The Hood Lab is working on several technology-driven projects that will help realize the promise of P4 medicine.

  • We are analyzing personal, dense, dynamic data clouds for thousands of individuals, providing an immense data resource to learn about human biology and to invent the future of health. An ultimate goal of this work is to identify early warning signs for all the common human diseases and develop methods to predict and prevent them.
  • Alzheimer’s disease clinical trials are in progress to revolutionize treatment and provide hope to patients and families. We are working with clinical leaders and visionaries to engage multi-omic diagnostic and multi-dimensional therapeutic approaches that we believe represent the most credible path forward to making progress with this highly complex disease.
  • Post-traumatic stress disorder (PTSD) and traumatic brain injury (TBI) are other neurological research areas of focus for the lab. We are working with partners in the Department of Defense to understand the systems most effective by these disorders to identify actionable possibilities to reverse course back to wellness.
  • Lyme Disease research is a highly collaborative and active area of research within ISB and externally. We seek to understand the molecular underpinnings of chronic Lyme Disease in order to push the underlying perturbed networks back to a well state to improve the lives of countless infected individuals.
  • Cancer remains a focus of the lab to understand basic biology at the single cell level as well as systems approaches to facilitate recovery. We are working with partners in the Swedish Cancer Institute and leveraging highly sensitive laboratory assays and computational tools to improve treatment and recovery of various cancer pathologies.
  • Establishing the computational infrastructure and creating new software tools needed to analyze the millions of human genome sequences that will become available over the next ten years. These computational tools are enabling rapid large-scale comparative analyses of human genomes and their attendant molecular, cellular and phenotypic data.
  • Supporting a human proteome project that will parallel the human genome project. Using selected reaction monitoring (SRM) mass spectrometry, we have created targeted assays for virtually all human proteins, which opens up fascinating opportunities for identifying blood and tissue biomarkers.
  • Pioneered the identification and diagnostic use of organ-specific blood proteins to serve as proxies to identify which organs have become disease-perturbed and what changes have occurred in these organs. These approaches are being applied to Lyme disease, liver disease, and to neurodegenerative diseases.

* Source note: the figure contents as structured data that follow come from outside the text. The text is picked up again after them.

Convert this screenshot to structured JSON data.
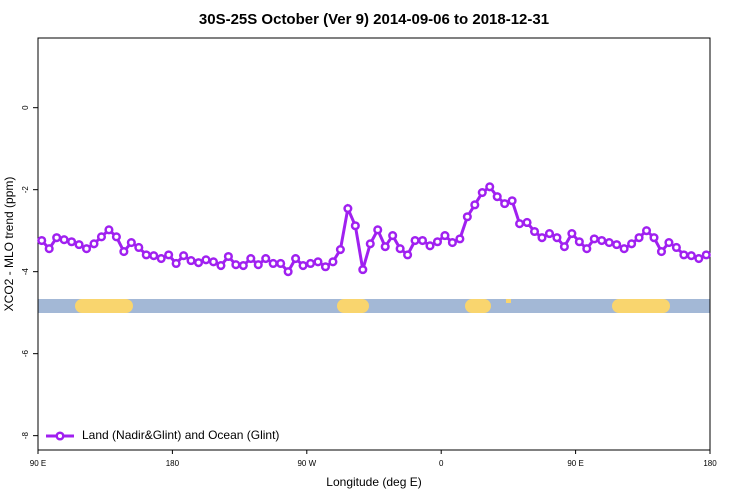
{
  "chart_data": {
    "type": "line",
    "title": "30S-25S October (Ver 9)   2014-09-06 to 2018-12-31",
    "x_label": "Longitude (deg E)",
    "y_label": "XCO2 - MLO trend (ppm)",
    "xlim": [
      90,
      540
    ],
    "xticks": [
      {
        "value": 90,
        "label": "90 E"
      },
      {
        "value": 180,
        "label": "180"
      },
      {
        "value": 270,
        "label": "90 W"
      },
      {
        "value": 360,
        "label": "0"
      },
      {
        "value": 450,
        "label": "90 E"
      },
      {
        "value": 540,
        "label": "180"
      }
    ],
    "ylim": [
      -8.35,
      1.7
    ],
    "yticks": [
      0,
      -2,
      -4,
      -6,
      -8
    ],
    "x": [
      92.5,
      97.5,
      102.5,
      107.5,
      112.5,
      117.5,
      122.5,
      127.5,
      132.5,
      137.5,
      142.5,
      147.5,
      152.5,
      157.5,
      162.5,
      167.5,
      172.5,
      177.5,
      182.5,
      187.5,
      192.5,
      197.5,
      202.5,
      207.5,
      212.5,
      217.5,
      222.5,
      227.5,
      232.5,
      237.5,
      242.5,
      247.5,
      252.5,
      257.5,
      262.5,
      267.5,
      272.5,
      277.5,
      282.5,
      287.5,
      292.5,
      297.5,
      302.5,
      307.5,
      312.5,
      317.5,
      322.5,
      327.5,
      332.5,
      337.5,
      342.5,
      347.5,
      352.5,
      357.5,
      362.5,
      367.5,
      372.5,
      377.5,
      382.5,
      387.5,
      392.5,
      397.5,
      402.5,
      407.5,
      412.5,
      417.5,
      422.5,
      427.5,
      432.5,
      437.5,
      442.5,
      447.5,
      452.5,
      457.5,
      462.5,
      467.5,
      472.5,
      477.5,
      482.5,
      487.5,
      492.5,
      497.5,
      502.5,
      507.5,
      512.5,
      517.5,
      522.5,
      527.5,
      532.5,
      537.5
    ],
    "series": [
      {
        "name": "Land (Nadir&Glint) and Ocean (Glint)",
        "color": "#a020f0",
        "values": [
          -3.24,
          -3.44,
          -3.17,
          -3.22,
          -3.27,
          -3.34,
          -3.44,
          -3.32,
          -3.15,
          -2.98,
          -3.15,
          -3.51,
          -3.29,
          -3.41,
          -3.59,
          -3.61,
          -3.68,
          -3.59,
          -3.8,
          -3.61,
          -3.73,
          -3.78,
          -3.71,
          -3.76,
          -3.85,
          -3.63,
          -3.83,
          -3.85,
          -3.68,
          -3.83,
          -3.68,
          -3.8,
          -3.8,
          -4.0,
          -3.68,
          -3.85,
          -3.8,
          -3.76,
          -3.88,
          -3.76,
          -3.46,
          -2.46,
          -2.88,
          -3.95,
          -3.32,
          -2.98,
          -3.39,
          -3.12,
          -3.44,
          -3.59,
          -3.24,
          -3.24,
          -3.37,
          -3.27,
          -3.12,
          -3.29,
          -3.2,
          -2.66,
          -2.37,
          -2.07,
          -1.93,
          -2.17,
          -2.34,
          -2.27,
          -2.83,
          -2.8,
          -3.02,
          -3.17,
          -3.07,
          -3.17,
          -3.39,
          -3.07,
          -3.27,
          -3.44,
          -3.2,
          -3.24,
          -3.29,
          -3.34,
          -3.44,
          -3.32,
          -3.17,
          -3.0,
          -3.17,
          -3.51,
          -3.29,
          -3.41,
          -3.59,
          -3.61,
          -3.68,
          -3.59
        ]
      }
    ],
    "legend": "bottom-left"
  }
}
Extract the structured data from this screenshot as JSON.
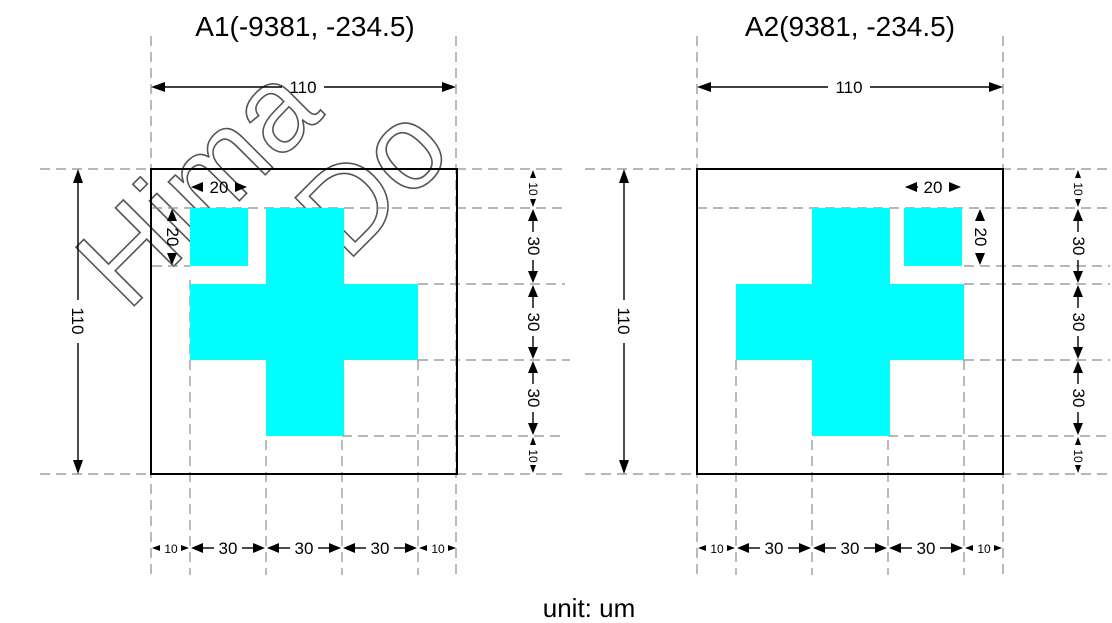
{
  "marks": [
    {
      "title": "A1(-9381, -234.5)",
      "width_label": "110",
      "height_label": "110",
      "square_width_label": "20",
      "square_height_label": "20",
      "bottom_dims": [
        "10",
        "30",
        "30",
        "30",
        "10"
      ],
      "right_dims": [
        "10",
        "30",
        "30",
        "30",
        "10"
      ]
    },
    {
      "title": "A2(9381, -234.5)",
      "width_label": "110",
      "height_label": "110",
      "square_width_label": "20",
      "square_height_label": "20",
      "bottom_dims": [
        "10",
        "30",
        "30",
        "30",
        "10"
      ],
      "right_dims": [
        "10",
        "30",
        "30",
        "30",
        "10"
      ]
    }
  ],
  "unit_label": "unit: um",
  "colors": {
    "fill": "#00ffff",
    "frame": "#000000",
    "guide": "#8c8c8c"
  }
}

  • Developing clinical assays that use genomic, proteomic and cellular analyses, including the use of induced pluripotent stem (iPS) cells, to explore development and to stratify disease.
  • In silico biological network modeling. We are modeling the interaction of various data types in precisely defined ways such that predictions of cellular behavior can be made under novel conditions or perturbations. Failure modes of computational models point toward gaps in understanding and lead to directed lines of questioning from which understanding of the cell’s workings can be increased in a systematic fashion. Constructing and revising computational models based on data constitutes a powerful iterative model building approach that lies at the heart of systems biology. Our lab has expertise in modeling integrated biological networks of many types (e.g. metabolic networks, transcriptional regulatory networks, protein networks), as well as in large-scale analysis of large datasets for diagnostic discovery.